Perhaps a magazine that has previously claimed that men invented women in the 18th century solely to oppress the latter shouldn’t be taken seriously on nuclear physics?

This isn’t to say that Democrats, and media outlets sympathetic to them, are exclusively to blame, of course. Former Republican president Donald Trump’s budget, during his first three years in office, strongly supported reactivating Yucca Mountain. But his administration then reversed its position in 2021 and removed funding to open the facility from the budget.

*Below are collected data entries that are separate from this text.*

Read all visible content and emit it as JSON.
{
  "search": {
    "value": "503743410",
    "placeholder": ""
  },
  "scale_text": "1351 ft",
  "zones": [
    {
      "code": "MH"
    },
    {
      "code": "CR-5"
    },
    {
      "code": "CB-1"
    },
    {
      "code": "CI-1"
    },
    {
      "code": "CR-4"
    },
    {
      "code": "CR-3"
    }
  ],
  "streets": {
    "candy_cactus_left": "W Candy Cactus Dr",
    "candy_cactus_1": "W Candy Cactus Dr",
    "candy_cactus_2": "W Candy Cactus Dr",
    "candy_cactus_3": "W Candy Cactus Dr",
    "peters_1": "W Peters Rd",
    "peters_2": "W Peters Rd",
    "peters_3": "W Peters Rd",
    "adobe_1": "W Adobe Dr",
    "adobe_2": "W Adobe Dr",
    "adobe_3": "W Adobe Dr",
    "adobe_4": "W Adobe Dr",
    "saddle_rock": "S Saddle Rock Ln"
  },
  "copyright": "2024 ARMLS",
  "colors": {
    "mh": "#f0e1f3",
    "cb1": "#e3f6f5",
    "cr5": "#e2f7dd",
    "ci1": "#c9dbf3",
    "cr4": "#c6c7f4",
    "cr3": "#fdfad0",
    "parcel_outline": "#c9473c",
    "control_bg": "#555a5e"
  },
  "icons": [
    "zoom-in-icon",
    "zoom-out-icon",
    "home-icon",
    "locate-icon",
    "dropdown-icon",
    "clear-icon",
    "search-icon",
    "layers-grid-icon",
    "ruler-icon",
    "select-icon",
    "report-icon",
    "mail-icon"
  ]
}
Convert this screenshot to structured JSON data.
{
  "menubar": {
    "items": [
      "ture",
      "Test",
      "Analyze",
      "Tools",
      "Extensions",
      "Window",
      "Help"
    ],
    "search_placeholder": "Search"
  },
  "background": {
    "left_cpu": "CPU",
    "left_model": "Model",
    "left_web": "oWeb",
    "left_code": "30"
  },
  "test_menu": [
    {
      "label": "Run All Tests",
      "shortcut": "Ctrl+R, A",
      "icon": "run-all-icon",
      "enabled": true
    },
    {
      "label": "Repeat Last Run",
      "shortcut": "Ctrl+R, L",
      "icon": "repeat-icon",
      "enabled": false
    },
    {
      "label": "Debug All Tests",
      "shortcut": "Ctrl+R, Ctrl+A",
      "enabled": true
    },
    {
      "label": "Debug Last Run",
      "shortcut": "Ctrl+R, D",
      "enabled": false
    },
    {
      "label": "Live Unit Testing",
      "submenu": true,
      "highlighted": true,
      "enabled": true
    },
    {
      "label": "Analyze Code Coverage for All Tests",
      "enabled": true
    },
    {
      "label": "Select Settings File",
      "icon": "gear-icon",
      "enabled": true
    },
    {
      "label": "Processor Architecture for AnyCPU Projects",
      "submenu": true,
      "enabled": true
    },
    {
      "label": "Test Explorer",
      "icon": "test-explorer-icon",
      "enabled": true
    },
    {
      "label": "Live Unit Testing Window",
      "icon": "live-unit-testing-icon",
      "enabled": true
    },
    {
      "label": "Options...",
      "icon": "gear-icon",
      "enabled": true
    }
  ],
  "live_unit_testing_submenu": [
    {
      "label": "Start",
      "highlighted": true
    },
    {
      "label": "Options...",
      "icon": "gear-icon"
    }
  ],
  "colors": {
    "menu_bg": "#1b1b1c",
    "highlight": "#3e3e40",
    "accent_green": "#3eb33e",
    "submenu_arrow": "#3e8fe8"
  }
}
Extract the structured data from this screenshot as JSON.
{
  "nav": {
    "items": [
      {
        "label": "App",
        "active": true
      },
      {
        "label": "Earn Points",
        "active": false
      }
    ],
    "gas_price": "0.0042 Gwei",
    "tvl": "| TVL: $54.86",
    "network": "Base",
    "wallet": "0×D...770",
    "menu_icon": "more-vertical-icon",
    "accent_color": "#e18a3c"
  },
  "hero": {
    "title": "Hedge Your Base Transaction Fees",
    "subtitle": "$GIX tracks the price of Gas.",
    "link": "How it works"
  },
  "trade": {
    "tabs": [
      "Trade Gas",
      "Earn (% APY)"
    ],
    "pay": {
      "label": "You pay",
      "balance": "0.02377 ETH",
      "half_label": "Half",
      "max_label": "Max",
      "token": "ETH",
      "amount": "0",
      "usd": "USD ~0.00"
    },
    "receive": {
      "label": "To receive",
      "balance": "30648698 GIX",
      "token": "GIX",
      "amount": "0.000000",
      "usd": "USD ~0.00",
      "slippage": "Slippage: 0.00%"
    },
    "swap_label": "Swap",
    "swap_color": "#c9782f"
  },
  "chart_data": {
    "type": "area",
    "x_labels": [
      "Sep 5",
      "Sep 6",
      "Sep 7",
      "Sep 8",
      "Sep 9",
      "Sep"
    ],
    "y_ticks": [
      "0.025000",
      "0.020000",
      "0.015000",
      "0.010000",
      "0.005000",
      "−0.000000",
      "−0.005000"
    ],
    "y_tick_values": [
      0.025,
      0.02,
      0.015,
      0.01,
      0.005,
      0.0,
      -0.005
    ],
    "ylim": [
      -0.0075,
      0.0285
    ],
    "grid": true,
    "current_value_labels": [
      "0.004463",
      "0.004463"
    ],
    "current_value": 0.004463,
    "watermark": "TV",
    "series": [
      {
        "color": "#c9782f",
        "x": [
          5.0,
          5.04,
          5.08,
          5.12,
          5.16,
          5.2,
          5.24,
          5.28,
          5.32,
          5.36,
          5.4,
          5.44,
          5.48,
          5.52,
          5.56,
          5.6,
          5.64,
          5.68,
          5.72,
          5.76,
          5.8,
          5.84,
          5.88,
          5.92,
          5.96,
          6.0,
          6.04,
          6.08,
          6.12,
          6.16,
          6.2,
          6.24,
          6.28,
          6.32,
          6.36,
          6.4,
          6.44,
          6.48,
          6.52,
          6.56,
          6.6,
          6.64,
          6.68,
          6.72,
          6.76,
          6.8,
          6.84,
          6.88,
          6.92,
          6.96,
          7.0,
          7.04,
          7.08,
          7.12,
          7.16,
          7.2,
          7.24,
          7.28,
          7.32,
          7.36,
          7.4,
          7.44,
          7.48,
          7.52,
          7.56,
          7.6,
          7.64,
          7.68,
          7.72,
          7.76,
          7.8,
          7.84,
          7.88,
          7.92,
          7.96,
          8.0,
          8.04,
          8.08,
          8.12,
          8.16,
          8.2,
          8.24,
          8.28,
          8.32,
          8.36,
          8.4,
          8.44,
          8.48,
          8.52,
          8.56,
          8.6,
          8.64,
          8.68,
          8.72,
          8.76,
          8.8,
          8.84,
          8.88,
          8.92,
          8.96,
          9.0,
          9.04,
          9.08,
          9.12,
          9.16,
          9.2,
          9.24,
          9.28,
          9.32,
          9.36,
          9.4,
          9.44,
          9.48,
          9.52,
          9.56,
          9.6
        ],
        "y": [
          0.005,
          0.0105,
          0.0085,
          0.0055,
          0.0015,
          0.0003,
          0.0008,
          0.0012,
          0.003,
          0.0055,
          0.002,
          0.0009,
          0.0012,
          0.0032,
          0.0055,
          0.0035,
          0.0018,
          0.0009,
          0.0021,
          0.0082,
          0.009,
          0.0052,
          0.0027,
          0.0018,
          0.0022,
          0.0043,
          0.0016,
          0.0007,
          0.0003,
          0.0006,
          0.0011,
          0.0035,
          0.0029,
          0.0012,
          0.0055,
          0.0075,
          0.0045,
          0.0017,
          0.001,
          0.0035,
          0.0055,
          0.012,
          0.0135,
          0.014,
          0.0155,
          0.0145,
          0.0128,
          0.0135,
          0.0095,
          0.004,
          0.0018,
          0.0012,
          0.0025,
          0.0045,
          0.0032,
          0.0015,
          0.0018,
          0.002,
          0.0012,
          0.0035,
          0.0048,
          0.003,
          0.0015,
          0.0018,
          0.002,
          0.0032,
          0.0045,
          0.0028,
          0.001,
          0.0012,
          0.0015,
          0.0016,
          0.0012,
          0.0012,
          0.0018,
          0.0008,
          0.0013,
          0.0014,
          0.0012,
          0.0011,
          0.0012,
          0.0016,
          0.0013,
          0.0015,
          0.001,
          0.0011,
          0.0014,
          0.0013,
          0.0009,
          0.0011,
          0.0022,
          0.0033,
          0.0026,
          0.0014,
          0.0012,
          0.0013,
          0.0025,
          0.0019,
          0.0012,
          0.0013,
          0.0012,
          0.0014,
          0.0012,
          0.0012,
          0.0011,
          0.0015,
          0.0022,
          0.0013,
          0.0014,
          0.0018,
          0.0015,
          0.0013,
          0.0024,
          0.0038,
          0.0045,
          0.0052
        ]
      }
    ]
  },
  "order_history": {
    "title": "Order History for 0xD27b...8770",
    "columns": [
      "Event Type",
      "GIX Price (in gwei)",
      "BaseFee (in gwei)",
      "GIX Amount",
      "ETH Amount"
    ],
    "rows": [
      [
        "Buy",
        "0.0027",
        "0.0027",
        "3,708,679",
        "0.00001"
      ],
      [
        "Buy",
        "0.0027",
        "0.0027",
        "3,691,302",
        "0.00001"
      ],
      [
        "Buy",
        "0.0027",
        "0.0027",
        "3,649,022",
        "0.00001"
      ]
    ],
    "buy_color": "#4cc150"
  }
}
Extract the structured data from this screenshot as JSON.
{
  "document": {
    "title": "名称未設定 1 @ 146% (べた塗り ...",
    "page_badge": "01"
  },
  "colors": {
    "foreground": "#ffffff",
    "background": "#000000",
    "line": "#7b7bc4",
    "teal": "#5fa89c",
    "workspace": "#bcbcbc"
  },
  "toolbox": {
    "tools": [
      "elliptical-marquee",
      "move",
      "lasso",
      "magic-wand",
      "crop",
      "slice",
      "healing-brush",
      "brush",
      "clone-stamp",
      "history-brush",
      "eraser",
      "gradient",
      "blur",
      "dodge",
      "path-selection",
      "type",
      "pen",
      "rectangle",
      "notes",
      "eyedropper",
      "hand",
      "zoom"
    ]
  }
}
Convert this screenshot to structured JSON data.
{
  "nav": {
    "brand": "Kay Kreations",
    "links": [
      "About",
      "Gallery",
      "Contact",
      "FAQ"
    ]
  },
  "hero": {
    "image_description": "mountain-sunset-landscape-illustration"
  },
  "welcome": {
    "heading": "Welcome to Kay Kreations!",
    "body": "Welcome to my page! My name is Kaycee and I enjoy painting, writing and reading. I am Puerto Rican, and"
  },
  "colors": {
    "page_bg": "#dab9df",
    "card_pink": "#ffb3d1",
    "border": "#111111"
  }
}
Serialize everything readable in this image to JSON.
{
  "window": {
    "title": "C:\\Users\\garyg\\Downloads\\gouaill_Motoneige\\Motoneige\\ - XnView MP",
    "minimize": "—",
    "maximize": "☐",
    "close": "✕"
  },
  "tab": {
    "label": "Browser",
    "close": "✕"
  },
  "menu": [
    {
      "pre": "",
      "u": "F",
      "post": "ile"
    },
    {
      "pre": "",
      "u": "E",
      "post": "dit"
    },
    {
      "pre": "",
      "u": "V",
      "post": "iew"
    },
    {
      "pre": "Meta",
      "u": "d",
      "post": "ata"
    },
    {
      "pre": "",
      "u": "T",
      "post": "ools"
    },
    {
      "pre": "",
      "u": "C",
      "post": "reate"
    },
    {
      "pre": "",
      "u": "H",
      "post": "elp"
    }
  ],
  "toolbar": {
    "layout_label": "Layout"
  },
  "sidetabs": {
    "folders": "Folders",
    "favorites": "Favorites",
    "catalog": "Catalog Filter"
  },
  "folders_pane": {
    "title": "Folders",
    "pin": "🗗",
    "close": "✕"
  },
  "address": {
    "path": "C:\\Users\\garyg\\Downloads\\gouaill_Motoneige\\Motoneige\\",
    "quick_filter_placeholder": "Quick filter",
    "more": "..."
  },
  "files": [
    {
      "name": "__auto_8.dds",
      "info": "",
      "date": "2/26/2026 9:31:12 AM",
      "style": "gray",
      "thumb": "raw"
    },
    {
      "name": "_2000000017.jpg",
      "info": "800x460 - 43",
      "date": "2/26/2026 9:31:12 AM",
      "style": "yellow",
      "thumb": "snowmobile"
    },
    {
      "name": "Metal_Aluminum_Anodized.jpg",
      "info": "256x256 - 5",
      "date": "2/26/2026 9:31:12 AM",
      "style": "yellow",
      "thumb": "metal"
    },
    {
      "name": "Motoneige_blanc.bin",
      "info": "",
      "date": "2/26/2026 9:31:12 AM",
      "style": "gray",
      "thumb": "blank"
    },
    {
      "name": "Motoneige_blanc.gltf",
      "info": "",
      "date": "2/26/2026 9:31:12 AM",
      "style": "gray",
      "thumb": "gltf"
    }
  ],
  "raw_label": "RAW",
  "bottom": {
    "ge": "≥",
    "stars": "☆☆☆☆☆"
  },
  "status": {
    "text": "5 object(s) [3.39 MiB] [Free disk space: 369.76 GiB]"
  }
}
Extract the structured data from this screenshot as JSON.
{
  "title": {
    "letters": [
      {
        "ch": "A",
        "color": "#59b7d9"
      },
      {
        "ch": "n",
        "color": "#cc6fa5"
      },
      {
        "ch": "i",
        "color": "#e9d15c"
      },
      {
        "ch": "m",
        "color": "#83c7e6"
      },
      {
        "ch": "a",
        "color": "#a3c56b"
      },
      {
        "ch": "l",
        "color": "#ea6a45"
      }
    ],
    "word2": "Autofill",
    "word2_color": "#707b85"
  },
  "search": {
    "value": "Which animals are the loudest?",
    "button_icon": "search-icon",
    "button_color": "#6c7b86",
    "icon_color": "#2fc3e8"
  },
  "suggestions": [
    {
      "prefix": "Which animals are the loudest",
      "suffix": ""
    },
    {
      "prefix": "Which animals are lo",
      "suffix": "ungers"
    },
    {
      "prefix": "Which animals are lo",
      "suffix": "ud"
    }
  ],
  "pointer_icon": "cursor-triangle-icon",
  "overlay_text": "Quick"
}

Some people concerned about the environment are waking up to the absurdity of nuclear-waste alarmism. One activist who now supports nuclear power describes the source of her prior opposition to the energy source this way: “When you join the environmental movement it is just completely standard that you’re anti-nuclear. It’s like taking communion at church.”

Anti-nuclear, progressive environmentalists’ flip-flopping on nuclear-waste-storage solutions, their deliberate sowing of baseless distrust toward nuclear energy, and their efforts to legally strangle the nuclear industry all reveal the political Left to be fundamentally unserious about reducing emissions.

Andrew Follett conducts research analysis for a nonprofit in the Washington, D.C., area. He previously worked as a space and science reporter for the Daily Caller News Foundation.